Your answer correctly supply the values of all measurements performed on q[0] by evaluating the symbolic reference. This is possible only after they are determined by eng.run(prog). However, I need these values for feed-forward at the time of defining the program within the with prog.context as q: block. This is indeed before they are determined by eng.run(prog), and so, it is exactly the symbolic reference to all previous measurements of q[0] that I need. However, through q[0].par is seems like only the latest/most recent measurement is available and not earlier ones.

Explaining my example: In place of the ? at #3 (bad choice of notation on my part) I need a symbolic reference to both the latest measurement of q[0] performed at #2 available through q[0].par, and also to the measurement performed earlier at #1 which I do not know how to access.

Oh I see! Does something like this work?

with prog.context as q:
    Dgate(0.123) | q[0]
    MeasureFock() | q[0]
    placeholder = q[0].par # use this value later on as well
    Dgate(q[0].par ** 2) | q[0]
    MeasureFock() | q[0]
    Dgate(placeholder ** 2) | q[0]

Unfortunately something like this does not work. The placeholder variable becomes simply a symbolic reference to the qmode q[0] which is evaluated only when asked for in a symbolic expression. Here is a slightly modified version of your example with numbering of select lines.

prog = sf.Program(1)
with prog.context as q:
    ops.Fock(0) | q[0]
    ops.MeasureFock() | q[0]      #1
    placeholder = q[0].par        #2
    
    ops.Fock(2) | q[0]
    ops.MeasureFock() | q[0]      #3
    
    ops.Fock(placeholder) | q[0]  #4

eng = sf.Engine("fock", backend_options={"cutoff_dim": 3})
result = eng.run(prog)
print(result.state.data)

'''
[0.+0.j 0.+0.j 1.+0.j]
'''

In the example, the value of placeholder at line 4 is not the outcome of the first measurement performed at line 1 (which is 0) but rather of that performed in line 3 (which is 2).
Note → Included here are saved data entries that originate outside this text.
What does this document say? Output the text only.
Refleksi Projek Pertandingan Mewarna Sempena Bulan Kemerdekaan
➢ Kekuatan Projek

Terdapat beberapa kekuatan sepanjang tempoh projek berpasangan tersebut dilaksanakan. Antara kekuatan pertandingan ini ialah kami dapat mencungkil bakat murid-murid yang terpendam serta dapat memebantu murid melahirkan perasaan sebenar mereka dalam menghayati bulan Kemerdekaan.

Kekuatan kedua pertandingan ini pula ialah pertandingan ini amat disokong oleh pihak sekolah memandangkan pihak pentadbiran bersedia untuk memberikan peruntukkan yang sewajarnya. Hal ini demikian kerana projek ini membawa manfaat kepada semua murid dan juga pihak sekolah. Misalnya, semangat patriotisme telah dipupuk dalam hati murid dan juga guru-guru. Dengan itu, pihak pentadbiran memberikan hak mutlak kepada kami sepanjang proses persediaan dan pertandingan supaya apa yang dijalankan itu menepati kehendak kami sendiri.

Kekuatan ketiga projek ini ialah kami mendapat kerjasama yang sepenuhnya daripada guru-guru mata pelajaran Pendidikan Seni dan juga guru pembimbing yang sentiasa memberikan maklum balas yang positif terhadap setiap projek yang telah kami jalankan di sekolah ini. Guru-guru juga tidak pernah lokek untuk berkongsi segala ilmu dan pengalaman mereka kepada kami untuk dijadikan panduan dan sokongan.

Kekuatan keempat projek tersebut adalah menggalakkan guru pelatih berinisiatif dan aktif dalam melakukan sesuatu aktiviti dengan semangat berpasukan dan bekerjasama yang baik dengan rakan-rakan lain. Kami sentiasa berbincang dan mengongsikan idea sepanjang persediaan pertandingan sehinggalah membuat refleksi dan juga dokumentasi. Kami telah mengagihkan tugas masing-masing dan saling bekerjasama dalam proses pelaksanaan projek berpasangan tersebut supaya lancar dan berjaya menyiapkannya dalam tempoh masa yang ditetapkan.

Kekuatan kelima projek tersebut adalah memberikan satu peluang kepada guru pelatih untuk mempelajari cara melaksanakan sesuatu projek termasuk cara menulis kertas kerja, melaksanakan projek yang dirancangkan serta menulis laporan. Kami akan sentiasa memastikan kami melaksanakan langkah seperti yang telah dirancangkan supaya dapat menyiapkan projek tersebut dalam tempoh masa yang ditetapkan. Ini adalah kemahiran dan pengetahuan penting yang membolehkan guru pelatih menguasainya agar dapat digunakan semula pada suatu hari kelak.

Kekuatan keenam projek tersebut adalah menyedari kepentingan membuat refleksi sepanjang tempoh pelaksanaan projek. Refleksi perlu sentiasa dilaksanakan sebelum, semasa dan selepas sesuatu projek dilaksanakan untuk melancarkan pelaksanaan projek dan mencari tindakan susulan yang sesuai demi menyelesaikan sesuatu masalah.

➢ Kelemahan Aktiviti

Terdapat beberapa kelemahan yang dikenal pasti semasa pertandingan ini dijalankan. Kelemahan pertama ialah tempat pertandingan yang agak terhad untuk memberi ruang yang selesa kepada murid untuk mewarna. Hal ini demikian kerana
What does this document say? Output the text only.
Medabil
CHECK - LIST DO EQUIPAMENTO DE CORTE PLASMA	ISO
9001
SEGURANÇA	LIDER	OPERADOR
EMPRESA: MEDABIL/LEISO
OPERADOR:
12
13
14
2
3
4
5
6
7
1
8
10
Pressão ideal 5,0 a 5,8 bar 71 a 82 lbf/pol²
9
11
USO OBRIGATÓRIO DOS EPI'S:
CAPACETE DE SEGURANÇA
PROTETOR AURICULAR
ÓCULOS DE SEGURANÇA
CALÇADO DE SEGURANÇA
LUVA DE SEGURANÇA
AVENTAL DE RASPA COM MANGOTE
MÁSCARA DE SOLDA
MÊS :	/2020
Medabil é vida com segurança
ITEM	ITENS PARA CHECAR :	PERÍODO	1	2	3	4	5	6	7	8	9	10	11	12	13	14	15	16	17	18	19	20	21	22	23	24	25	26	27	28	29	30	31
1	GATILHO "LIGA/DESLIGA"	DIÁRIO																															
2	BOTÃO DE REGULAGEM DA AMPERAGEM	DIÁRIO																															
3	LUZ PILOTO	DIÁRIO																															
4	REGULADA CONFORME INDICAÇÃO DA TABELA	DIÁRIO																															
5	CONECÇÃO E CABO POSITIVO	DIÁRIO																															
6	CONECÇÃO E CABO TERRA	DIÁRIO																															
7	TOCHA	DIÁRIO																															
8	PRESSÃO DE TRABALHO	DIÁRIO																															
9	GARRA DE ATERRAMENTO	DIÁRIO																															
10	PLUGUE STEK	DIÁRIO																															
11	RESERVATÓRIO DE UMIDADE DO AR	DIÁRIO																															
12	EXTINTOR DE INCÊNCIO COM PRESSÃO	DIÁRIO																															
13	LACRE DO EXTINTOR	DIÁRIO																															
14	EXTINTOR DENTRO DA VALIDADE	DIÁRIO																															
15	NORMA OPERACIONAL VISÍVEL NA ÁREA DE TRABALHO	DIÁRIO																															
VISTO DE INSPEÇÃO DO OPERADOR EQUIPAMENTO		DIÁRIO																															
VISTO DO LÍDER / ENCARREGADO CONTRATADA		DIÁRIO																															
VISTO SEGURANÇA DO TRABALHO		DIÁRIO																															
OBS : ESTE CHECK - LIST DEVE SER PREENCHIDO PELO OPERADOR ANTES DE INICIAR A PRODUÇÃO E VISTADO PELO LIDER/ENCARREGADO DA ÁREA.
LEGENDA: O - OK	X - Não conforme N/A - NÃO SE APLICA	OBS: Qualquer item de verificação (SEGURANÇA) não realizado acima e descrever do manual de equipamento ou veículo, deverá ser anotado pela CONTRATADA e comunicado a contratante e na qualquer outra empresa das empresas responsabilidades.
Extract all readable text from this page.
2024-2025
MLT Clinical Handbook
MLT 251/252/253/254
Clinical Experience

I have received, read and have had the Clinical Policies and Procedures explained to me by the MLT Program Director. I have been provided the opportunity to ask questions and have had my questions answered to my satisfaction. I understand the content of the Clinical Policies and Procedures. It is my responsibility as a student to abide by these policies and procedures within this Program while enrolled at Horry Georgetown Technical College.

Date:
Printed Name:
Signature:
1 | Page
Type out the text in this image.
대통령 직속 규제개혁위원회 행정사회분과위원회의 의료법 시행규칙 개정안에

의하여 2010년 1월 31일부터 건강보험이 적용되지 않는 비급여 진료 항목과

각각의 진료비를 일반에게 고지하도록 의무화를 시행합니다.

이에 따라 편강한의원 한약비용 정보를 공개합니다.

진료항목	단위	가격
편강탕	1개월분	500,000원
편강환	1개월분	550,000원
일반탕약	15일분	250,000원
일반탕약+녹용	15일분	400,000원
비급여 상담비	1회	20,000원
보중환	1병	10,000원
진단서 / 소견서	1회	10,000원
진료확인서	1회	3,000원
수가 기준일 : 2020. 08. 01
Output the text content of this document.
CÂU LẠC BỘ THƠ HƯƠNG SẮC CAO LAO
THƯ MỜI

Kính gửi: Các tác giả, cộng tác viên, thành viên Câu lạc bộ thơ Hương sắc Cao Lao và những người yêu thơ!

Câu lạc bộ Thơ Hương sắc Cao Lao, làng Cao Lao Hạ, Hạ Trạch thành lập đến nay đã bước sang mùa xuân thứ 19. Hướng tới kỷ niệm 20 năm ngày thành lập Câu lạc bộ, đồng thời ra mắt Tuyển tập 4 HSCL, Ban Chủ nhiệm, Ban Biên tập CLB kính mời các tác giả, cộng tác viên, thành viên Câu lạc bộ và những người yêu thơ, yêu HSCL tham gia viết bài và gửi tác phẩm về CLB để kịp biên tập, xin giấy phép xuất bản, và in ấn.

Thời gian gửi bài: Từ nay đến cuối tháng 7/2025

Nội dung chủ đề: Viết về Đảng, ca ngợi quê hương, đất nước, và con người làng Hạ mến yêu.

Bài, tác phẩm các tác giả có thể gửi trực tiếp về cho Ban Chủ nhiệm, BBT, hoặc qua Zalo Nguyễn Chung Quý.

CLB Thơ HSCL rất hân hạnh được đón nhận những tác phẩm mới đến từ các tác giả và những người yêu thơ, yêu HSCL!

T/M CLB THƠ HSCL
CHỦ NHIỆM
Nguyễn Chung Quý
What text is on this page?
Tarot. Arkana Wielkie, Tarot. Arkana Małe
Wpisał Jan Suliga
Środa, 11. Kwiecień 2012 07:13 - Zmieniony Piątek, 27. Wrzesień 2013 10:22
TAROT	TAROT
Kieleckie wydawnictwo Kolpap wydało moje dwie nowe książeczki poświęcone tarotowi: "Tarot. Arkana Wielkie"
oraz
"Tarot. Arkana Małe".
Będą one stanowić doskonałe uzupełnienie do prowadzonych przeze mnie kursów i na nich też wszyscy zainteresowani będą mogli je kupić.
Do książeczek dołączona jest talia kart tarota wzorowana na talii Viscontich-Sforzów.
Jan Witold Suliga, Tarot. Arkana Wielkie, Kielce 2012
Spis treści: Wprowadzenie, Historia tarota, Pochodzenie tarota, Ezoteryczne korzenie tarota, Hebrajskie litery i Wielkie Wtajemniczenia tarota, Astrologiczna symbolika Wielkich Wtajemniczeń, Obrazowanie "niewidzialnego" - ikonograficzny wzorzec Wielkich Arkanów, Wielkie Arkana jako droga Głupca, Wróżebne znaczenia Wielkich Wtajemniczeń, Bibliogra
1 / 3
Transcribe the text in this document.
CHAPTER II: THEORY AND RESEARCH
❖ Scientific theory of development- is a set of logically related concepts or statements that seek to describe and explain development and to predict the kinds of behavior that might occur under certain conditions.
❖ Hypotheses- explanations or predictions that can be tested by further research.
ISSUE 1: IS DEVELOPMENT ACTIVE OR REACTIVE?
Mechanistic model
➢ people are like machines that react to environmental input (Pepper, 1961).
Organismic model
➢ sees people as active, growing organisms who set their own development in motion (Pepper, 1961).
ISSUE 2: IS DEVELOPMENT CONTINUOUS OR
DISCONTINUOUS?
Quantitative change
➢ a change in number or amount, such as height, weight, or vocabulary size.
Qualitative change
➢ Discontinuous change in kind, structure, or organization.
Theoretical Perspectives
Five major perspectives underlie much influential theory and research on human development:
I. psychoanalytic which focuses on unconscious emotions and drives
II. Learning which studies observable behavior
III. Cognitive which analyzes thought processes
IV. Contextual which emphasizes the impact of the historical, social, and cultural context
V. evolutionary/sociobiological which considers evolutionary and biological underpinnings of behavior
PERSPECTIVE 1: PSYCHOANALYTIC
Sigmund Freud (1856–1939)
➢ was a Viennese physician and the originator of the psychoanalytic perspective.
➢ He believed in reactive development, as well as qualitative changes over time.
This is due to the fact that when running line 4, the symbolic reference is evaluated and the reference placeholder = q[0].par is replaced by its current value, which is not in general the same as the value of q[0].par at the time of defining placeholder in line 1.

Ah, okay I see. I don’t think this is within the scope of possibilities with Strawberryfields :confused:.